Apologies for these tiny MIXTAPEs but I’m about to take the Series 7 Exam on Wednesday—wish me luck!—so I don’t have a lot of time for anything except studying since this exam covers so much material from municipal securities to options trading and from customer accounts and suitability to debt securities and variable insurance products and treasury bonds and technical/fundamental analysis and everything else in between. Did you fall asleep yet?
Anyway, before I go, I wanted to talk about a classic Hollywood experience I had recently at work. Some readers will smell the unmistakable scent of Umberto Eco’s hyperreality in the following scene sketching and that can’t be avoided (nor should it). So this happened: a production studio has been filming on the Century Park campus all week for some LA-based legal thriller I’m sure (or something like that) and like all the other professionals working in one of the three buildings here, I did my best to ignore the production staff as best I could, though they were everywhere, taking over the park and connected campus like first-world colonizers. It was around half past ten in the morning, I’d been working for two and half hours and was taking my routine walk through the campus to Tilt coffee to get my Vanilla Oat Latte when I was stopped by a production manager. You know the type: they’re the people always dressed in black and always wearing headsets who stop you from walking down your own streets or from walking into your own apartments or getting into your own cars because they think they own public space. Anyway, I looked around and noticed a group of disgruntled businessmen next to me, all dressed up in smart business formal wear, all ready to go to meetings in the adjoining buildings, all of them dressed in clean suits and pressed shirts. They held weathered briefcases that had probably seen too many liquidations to count. Some of them wore tortoise or black plastic frames. They all had full heads of hair. They glanced at their watches nervously. They looked around for confirmation. And there I was, dressed in a suit I bought online from a Brooks Brothers clearance sale, feeling slightly self-conscious because I’d only been at my new job for 2-3 weeks and these men—all men, by the way—looked like they’d been doing hostile takeovers and calculating KPIs for decades. We all stood there for like fifteen minutes and gave each other knowing looks.
Eventually, I started giving the PM dagger eyes because his production studio didn’t own this space and some of us had to go to work and there was no way to walk around the checkpoint. I spoke in the language of impatience: I began tapping my feet. I stared at my watch. I read business emails from my phone, looking at the café in the distance with quiet longing. As I watched the director do twenty out-takes of background scenes, each time shouting, “Background!” which got repeated by the other crew members who also shouted, “Background!”, I considered just walking into scene and telling them “Don’t fuck with a man’s coffee!” But being polite and educated as I am, I waited too long. Maybe, it was the British and the Japanese in me. I’m always too mouthy or too polite at different times. I don’t know.

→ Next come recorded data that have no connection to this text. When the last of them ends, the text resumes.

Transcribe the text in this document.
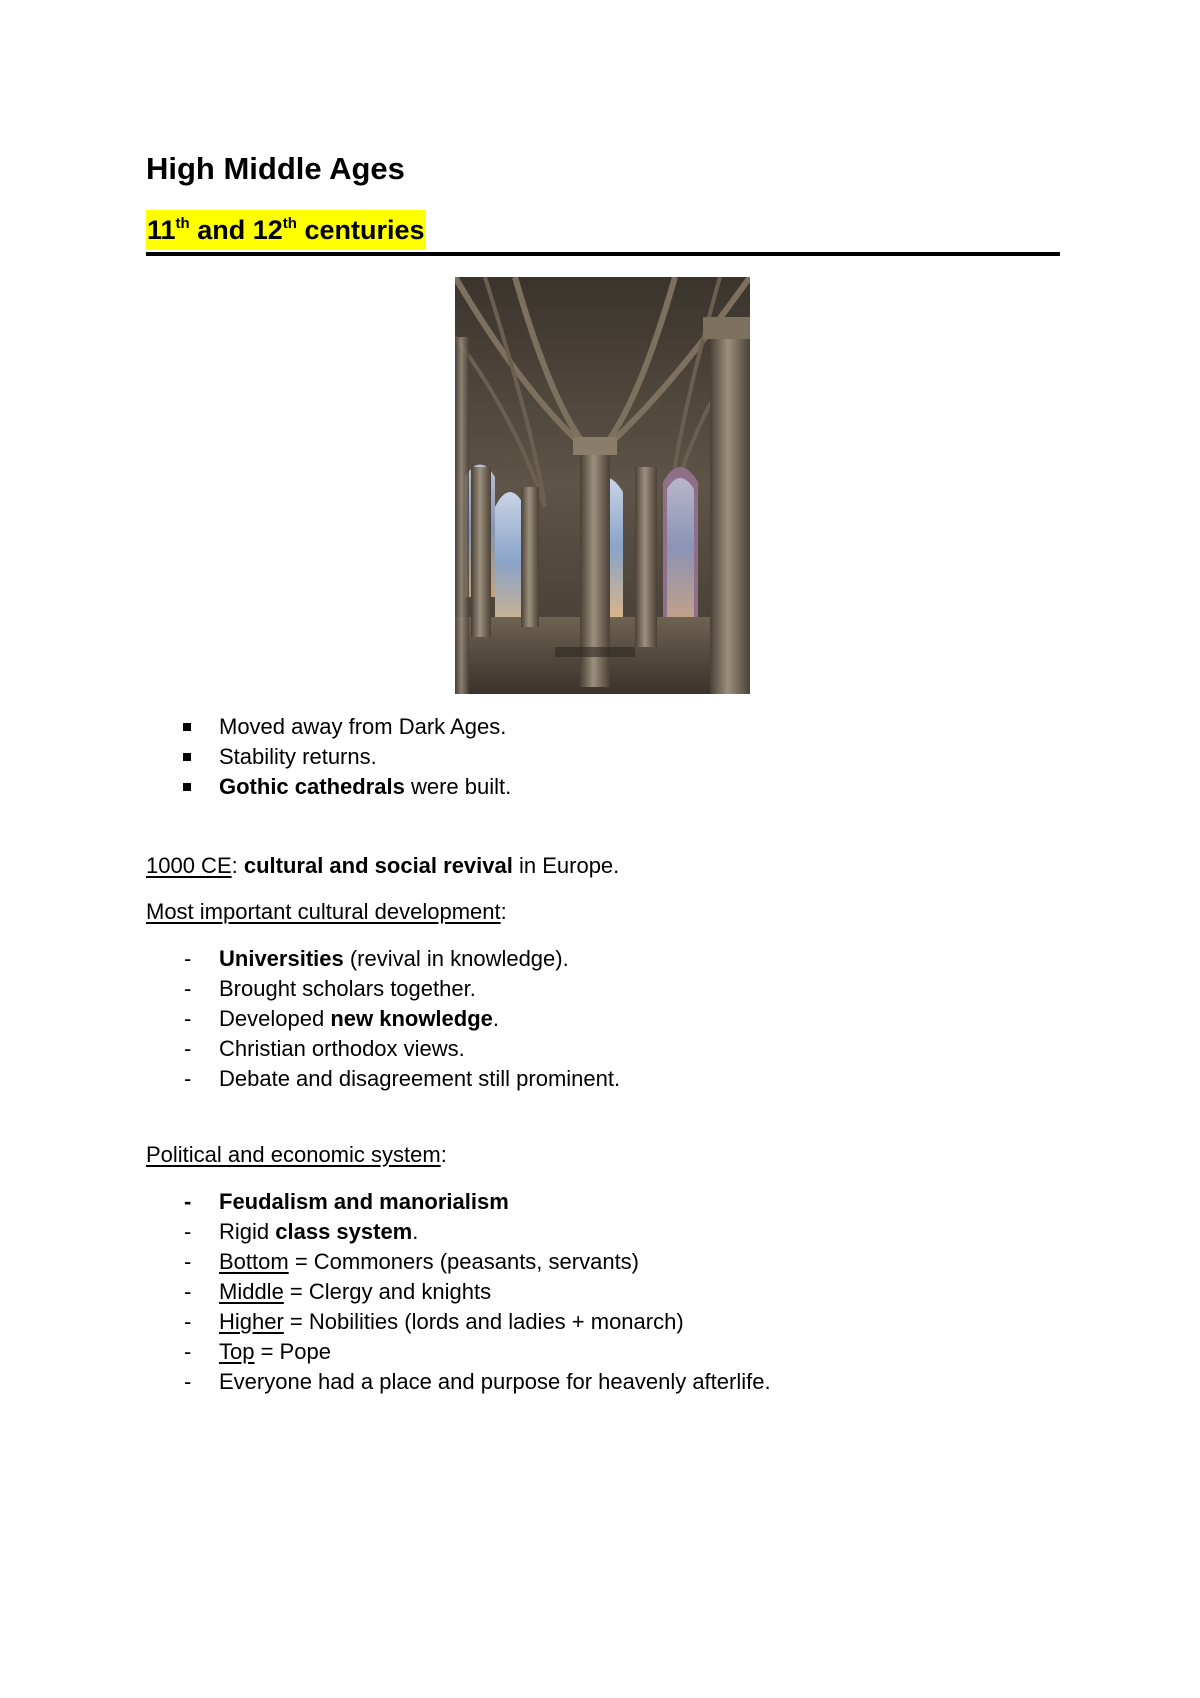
High Middle Ages
11th and 12th centuries
Moved away from Dark Ages.
Stability returns.
Gothic cathedrals were built.
1000 CE: cultural and social revival in Europe.
Most important cultural development:
- Universities (revival in knowledge).
- Brought scholars together.
- Developed new knowledge.
- Christian orthodox views.
- Debate and disagreement still prominent.
Political and economic system:
- Feudalism and manorialism
- Rigid class system.
- Bottom = Commoners (peasants, servants)
- Middle = Clergy and knights
- Higher = Nobilities (lords and ladies + monarch)
- Top = Pope
- Everyone had a place and purpose for heavenly afterlife.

But then, out of the blue, after it felt like the production studio was about to film twenty more out-takes of the exact same scenes with the same extras waving to each other over and over again and the same extras walking across the campus in the same stumbling way and the same extras greeting each other in front of a glass building that actually looks like La Défense in Paris before they entered together as a group and the same extras delivering beverages on the same steel hand-truck, suddenly the director stopped filming, the production manager waved all of us across the square, and then I watched in slow motion as we walked in complete freedom again in the world. And by that, I mean, I watched each of the businessmen walk up a staircase where the PM told them to wait in the holding cell until further notice.
For fuck’s sake! They weren’t businessmen! They were extras dressed up as businessmen. Their job was to act like businessmen and they looked so convincing that they made me question my own appearance as someone new working in the industry. And I was the only guy in finance in that whole group of actors. The only dude who wasn’t an extra. The only person sweating his upcoming exams. And I’d almost walked upstairs with them to become part of the parade of the fake and the real. I almost got a new job pretending to be the person I’m trying to become, which felt like an authentic cultural metaphor of being American.